Вдоль чаши с дыркой, где река
струёй внезапной с высока
течёт, то слабо то живей —
как повелит моя рука —
исполнить долг свой и приказ
крадётся рыжий муравей.
Эй!
Шалите!
Собирайте манатки
и — валите.
Так и передай матке.
Вдоль чаши с дыркой, где река
струёй внезапной с высока
течёт, то слабо то живей —
как повелит моя рука —
исполнить долг свой и приказ
крадётся рыжий муравей.
Эй!
Шалите!
Собирайте манатки
и — валите.
Так и передай матке.
Раз кавказец (звали Гия)
объяснил мне, простоте,
что такое ностальгия:
Это, брат, когда другие
да и ты — уже не те,
не такие,
как хотел
прошлый ты.
Да и они бы…
Где б ты ни был.
Сердце спит.

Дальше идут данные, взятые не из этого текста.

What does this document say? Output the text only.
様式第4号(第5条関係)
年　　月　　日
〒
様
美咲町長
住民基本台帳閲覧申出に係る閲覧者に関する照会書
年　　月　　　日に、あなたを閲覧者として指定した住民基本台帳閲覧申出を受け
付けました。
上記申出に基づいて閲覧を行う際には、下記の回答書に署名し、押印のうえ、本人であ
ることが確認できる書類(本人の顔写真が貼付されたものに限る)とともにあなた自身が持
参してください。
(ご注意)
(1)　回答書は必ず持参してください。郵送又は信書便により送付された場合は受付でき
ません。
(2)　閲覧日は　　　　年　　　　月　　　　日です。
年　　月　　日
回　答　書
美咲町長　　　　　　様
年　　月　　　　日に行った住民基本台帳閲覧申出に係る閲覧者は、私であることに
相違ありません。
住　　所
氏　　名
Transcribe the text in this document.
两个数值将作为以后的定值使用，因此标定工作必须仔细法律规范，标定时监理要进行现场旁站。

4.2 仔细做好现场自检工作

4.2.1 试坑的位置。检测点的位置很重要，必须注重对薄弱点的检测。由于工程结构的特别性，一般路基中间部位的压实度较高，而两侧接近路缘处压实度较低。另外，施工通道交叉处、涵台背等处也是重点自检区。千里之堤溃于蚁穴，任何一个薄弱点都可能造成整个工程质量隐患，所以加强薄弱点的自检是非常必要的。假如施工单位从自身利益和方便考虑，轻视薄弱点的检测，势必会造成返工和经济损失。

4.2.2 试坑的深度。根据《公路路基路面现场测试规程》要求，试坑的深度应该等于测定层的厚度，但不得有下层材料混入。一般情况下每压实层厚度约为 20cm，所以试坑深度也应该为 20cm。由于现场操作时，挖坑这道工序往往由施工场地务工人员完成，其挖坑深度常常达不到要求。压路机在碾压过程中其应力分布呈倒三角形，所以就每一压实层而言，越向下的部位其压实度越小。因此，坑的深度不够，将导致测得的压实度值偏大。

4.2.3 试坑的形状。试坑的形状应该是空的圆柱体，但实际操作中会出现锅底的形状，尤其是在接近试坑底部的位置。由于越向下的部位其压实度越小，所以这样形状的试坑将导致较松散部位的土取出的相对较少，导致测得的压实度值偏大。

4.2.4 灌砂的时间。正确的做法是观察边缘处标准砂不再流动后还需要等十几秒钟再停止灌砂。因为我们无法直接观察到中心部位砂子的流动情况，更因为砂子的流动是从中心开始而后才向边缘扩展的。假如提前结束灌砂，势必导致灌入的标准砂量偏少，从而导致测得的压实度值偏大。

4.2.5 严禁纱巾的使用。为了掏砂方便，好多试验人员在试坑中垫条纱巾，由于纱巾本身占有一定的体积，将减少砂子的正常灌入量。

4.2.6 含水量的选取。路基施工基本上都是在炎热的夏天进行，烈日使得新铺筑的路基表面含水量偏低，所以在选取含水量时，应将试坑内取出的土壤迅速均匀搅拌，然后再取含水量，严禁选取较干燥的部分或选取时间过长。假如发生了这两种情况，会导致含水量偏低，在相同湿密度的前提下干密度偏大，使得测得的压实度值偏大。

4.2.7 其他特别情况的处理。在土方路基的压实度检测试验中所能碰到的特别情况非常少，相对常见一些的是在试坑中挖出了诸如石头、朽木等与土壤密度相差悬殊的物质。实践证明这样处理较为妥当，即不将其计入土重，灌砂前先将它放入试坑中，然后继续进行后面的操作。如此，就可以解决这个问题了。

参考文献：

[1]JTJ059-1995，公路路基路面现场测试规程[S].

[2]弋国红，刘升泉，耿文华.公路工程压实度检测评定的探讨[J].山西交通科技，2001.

Но колдует над волею
искушённая в кознях рука.
И, хоть губит себя и не более —
жизни цвет … испоганен слегка.
Дрянь, будь добра,
не тронь Добра!
Говорят, я стал худым.
Жить смешнее — молодым.
Лучше рыжим, чем седым.
Жизнь прожил без бороды.
Там, внутри Луны — ходы.
Вот был дом — времён Орды!
Чую прям, как тают льды,
по характеру воды.
Далеко ли до беды?
Идиоты — так горды!
Получил тогда в поддых.
Этот — клоун хоть куды,
даже хуже Джигурды.
Иль поесть той ерунды,
что на дне сковороды?
…Мыслей трогая ряды,
выпускаю серый дым.
Передых.
Потерявшись в многогранности
телевизорной банальности,
в потолок смотрю, там — рожицы,
штуки три, на разной дальности,
две довольны, та — тревожится:
от какой-то, видно, сальности.
Бестолковой — аж не можется,
на лица её овальности
кожа жёлтая кукожится.
Даже смог от солидарности
неуютно так поёжиться.
Не без фальши.
Дальше — дальше…
Управляемые странности
длятся, путаются, множатся.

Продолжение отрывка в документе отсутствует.